Note: Tournaments marked with an asterisk (*) are no longer held.

===Awards and honors===
Kubo has received a number awards and honors throughout his career for his accomplishments both on an off the shogi board. These include awards given out annually by the JSA for performance in official games as well as other awards for achievement.

====Annual shogi awards====
- 22nd Annual Awards (April 1994 – March 1995): Best Winning Percentage
- 26th Annual Awards (April 1998 – March 1999): Most Consecutive Games Won
- 28th Annual Awards (April 2000 – March 2001): Fighting-spirit Award
- 31st Annual Awards (April 2003 – March 2004): Distinguished Service
- 36th Annual Awards (April 2008 – March 2009): Fighting-spirit Award, Most Games Played, Most Games Won, Kōzō Masuda Award
- 37th Annual Awards (April 2009 – March 2010): Excellent Player, Most Games Played, Game of the Year
- 38th Annual Awards (April 2010 – March 2011): Excellent Player
- 41st Annual Awards (April 2013 – March 2014): Special Game of the Year Award
- 44th Annual Awards (April 2016 – March 2017): Fighting-spirit Award

====Other awards====
- 2013: Shogi Honor Award (Awarded by the JSA in recognition of winning 600 official games as a professional)
- 2021: Shogi Honor Fighting-spirit Award (Awarded by JSA in recognition of winning 800 official games as a professional)
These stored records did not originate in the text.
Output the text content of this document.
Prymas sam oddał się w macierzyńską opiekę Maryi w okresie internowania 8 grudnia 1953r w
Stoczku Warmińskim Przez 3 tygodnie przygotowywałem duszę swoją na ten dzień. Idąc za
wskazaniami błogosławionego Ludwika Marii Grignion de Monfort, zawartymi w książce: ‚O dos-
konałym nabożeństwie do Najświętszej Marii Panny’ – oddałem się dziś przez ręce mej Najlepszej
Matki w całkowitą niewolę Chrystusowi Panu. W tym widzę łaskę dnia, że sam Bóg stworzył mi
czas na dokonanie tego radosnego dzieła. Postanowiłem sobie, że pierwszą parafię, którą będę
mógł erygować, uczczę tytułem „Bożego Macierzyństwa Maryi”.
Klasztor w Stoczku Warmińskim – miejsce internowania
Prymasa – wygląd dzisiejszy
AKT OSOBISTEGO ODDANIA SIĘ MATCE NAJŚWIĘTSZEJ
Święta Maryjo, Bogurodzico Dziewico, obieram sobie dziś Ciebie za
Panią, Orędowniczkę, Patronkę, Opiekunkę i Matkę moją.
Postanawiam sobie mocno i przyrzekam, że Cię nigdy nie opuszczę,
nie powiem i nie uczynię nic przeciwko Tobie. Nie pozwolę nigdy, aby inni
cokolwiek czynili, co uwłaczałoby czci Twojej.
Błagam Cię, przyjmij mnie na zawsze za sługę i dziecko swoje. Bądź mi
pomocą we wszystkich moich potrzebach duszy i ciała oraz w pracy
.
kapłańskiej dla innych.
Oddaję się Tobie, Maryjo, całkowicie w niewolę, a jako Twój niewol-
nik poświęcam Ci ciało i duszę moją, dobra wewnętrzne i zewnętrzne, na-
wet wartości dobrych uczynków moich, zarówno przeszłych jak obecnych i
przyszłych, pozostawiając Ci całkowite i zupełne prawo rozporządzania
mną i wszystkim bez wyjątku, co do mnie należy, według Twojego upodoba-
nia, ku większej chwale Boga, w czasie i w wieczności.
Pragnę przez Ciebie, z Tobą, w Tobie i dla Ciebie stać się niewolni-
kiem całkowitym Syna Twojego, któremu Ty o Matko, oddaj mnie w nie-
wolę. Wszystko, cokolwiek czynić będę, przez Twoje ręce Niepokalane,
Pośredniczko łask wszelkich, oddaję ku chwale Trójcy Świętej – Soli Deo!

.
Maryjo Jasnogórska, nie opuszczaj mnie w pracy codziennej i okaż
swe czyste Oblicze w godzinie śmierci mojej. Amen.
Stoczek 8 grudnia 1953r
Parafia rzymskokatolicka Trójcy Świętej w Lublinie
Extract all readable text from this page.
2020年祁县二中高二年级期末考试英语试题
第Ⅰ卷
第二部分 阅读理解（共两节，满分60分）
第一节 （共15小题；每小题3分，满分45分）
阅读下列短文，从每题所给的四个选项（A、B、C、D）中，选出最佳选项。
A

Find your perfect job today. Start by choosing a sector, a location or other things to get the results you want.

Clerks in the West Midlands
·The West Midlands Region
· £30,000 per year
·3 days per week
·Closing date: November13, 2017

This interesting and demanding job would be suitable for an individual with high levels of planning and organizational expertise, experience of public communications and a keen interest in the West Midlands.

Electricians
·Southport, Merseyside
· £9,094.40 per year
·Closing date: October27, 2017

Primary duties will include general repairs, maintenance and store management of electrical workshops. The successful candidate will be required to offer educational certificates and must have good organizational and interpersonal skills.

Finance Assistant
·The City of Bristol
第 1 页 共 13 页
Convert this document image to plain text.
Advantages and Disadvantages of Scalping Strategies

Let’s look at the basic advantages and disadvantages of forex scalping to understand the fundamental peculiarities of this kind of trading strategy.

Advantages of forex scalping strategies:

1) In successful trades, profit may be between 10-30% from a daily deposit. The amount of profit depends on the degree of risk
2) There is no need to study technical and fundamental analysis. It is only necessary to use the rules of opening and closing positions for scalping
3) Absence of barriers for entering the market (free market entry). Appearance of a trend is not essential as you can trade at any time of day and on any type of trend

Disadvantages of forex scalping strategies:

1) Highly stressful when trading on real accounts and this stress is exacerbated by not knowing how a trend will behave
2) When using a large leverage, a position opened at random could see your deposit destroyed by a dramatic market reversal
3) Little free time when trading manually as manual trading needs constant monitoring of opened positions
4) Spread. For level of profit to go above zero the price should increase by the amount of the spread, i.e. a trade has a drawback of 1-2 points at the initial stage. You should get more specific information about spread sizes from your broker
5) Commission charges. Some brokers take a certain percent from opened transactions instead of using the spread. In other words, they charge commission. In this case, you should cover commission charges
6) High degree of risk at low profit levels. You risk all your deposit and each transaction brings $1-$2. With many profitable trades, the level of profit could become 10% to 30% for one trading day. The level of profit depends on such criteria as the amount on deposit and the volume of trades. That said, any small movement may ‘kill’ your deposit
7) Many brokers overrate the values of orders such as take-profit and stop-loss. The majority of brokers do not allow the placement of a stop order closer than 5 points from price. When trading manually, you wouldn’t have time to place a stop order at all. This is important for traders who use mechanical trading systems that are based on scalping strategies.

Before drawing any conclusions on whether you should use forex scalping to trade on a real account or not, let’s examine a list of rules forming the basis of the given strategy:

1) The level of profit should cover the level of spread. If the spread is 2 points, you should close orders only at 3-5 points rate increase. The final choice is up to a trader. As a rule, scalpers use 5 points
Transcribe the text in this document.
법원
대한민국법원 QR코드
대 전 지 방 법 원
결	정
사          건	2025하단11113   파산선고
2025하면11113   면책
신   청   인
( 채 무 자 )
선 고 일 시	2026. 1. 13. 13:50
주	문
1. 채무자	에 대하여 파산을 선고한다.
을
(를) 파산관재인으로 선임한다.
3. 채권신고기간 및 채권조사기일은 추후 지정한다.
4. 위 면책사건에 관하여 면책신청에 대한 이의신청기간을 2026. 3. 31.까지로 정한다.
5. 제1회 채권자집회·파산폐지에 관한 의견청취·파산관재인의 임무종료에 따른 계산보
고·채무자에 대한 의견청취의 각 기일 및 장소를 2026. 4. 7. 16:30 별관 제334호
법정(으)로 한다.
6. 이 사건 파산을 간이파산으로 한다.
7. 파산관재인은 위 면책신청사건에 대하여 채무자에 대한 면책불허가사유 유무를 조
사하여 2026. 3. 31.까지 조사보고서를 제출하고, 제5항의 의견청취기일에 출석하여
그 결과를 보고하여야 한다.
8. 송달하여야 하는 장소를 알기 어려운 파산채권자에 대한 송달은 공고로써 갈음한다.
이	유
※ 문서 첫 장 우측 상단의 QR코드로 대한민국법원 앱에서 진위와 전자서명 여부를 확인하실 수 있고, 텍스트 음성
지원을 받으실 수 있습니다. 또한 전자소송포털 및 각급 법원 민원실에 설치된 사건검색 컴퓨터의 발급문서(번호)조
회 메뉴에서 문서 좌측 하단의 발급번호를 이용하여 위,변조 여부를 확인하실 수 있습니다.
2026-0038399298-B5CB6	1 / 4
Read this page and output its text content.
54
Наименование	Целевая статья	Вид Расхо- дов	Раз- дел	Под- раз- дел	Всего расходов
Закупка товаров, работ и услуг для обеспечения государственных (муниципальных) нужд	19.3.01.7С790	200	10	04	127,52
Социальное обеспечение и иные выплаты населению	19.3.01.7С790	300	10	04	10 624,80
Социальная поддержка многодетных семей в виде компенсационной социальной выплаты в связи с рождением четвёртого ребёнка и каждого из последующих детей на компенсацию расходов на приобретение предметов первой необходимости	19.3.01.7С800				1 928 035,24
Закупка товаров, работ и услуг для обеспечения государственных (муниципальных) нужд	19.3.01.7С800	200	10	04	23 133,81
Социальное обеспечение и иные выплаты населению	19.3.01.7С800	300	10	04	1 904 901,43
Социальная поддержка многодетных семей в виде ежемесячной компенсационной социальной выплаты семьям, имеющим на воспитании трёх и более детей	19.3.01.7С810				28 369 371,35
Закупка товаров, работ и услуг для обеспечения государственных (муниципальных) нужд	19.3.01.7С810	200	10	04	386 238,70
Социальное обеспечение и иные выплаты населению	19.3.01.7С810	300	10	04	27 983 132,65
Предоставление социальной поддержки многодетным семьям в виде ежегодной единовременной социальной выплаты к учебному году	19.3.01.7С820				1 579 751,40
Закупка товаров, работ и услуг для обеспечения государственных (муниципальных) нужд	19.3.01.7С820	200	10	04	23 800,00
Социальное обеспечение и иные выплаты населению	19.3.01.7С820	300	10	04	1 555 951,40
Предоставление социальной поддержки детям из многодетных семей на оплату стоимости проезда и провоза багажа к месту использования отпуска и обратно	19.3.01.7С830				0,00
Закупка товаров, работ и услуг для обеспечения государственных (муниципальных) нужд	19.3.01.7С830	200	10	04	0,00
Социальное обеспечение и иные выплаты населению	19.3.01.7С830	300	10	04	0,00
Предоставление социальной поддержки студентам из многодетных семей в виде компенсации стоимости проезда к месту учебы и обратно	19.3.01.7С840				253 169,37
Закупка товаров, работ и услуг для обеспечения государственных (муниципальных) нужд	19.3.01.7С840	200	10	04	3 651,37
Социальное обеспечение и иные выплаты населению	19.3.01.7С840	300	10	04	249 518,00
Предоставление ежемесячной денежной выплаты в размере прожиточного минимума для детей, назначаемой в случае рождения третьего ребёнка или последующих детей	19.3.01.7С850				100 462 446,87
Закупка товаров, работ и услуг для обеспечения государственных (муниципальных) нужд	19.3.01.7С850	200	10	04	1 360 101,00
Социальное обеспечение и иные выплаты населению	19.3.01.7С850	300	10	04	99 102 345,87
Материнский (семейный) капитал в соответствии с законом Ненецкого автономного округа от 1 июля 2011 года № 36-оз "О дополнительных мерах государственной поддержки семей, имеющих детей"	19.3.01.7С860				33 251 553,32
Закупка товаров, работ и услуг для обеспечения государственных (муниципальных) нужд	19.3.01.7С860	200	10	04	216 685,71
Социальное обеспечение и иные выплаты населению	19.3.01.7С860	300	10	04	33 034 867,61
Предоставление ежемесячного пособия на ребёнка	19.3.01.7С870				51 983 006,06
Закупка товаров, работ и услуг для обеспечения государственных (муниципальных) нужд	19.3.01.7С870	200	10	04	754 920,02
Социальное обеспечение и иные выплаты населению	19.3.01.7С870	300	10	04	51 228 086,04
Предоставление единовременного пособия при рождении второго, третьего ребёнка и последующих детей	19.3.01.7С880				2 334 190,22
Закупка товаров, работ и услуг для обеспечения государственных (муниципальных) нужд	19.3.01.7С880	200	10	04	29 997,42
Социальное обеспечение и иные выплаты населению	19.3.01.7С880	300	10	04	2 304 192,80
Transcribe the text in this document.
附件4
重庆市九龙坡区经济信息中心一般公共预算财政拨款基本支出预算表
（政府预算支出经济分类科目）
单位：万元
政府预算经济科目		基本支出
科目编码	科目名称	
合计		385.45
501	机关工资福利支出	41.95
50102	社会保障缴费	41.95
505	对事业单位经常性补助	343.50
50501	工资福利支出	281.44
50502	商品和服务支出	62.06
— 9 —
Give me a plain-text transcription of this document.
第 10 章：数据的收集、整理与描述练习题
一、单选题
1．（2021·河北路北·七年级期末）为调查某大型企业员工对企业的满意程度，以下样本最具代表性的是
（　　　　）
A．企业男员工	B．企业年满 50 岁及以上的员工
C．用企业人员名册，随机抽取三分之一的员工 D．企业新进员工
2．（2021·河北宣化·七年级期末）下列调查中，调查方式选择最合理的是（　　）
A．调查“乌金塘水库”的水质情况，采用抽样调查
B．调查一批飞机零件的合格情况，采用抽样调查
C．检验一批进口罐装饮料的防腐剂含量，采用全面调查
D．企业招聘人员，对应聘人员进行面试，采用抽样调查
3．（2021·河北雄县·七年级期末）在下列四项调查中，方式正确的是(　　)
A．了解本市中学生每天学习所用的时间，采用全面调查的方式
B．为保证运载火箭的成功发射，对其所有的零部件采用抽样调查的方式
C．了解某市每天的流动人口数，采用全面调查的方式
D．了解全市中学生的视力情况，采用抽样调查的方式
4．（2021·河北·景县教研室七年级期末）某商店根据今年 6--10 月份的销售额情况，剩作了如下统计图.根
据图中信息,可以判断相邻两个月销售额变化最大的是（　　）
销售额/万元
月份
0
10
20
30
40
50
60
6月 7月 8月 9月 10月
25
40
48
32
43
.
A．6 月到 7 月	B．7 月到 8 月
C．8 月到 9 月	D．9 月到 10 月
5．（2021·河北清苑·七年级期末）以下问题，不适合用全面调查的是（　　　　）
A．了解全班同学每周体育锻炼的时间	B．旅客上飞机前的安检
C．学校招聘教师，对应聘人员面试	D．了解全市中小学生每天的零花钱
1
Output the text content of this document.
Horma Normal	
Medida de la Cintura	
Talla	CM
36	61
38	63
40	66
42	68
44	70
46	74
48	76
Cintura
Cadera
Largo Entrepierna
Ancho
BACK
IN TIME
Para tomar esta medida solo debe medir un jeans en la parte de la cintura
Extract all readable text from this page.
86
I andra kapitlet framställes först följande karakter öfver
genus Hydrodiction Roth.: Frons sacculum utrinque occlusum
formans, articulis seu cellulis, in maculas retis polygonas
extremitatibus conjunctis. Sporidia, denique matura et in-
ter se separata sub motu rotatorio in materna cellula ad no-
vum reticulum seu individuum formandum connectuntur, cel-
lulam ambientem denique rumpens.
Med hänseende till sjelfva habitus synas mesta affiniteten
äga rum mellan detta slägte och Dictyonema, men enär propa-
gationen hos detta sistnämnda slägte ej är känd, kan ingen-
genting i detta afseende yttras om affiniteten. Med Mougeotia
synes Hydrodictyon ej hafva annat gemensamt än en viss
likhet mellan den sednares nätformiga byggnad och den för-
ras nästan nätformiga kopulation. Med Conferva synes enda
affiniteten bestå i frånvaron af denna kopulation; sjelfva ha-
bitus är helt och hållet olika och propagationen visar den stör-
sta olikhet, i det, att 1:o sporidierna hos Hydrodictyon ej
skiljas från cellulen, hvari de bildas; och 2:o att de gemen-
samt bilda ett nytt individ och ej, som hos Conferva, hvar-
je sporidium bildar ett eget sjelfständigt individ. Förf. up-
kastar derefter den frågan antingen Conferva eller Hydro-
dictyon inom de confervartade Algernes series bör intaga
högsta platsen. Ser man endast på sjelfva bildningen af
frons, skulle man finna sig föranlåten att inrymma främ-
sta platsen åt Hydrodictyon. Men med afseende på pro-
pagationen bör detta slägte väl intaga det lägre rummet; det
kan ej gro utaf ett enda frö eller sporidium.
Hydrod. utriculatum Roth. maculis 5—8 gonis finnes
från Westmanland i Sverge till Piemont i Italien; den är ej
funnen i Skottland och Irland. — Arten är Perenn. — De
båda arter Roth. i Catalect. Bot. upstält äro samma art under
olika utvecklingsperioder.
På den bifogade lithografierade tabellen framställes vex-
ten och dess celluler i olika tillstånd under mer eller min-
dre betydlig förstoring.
===Year-end prize money and game fee ranking===
Kubo has finished in the "Top 10" of the JSA's year-end prize money and game fee rankings fourteen times and in the "Top 3" twice since turning professional.

| Year | Amount | Rank |
|---|---|---|
| 2001 | ¥24,400,000 | 8th |
| 2003 | ¥18,180,000 | 10th |
| 2004 | ¥24,407,000 | 7th |
| 2007 | ¥26,800,000 | 7th |
| 2008 | ¥24,020,000 | 8th |
| 2009 | ¥33,410,000 | 4th |
| 2010 | ¥48,290,000 | 3rd |
| 2011 | ¥46,590,000 | 3rd |
| 2012 | ¥32,330,000 | 6th |
| 2013 | ¥17,880,000 | 9th |
| 2017 | ¥30,190,000 | 4th |
| 2018 | ¥25,980,000 | 7th |
| 2019 | ¥21,780,000 | 8th |
| 2020 | \24,210,000 | 7th |

- Note: All amounts are given in Japanese yen and include prize money and fees earned from official tournaments and games held from January 1 to December 31.

==Personal life==
Kubo's eldest daughter Shōko is a women's professional shogi player.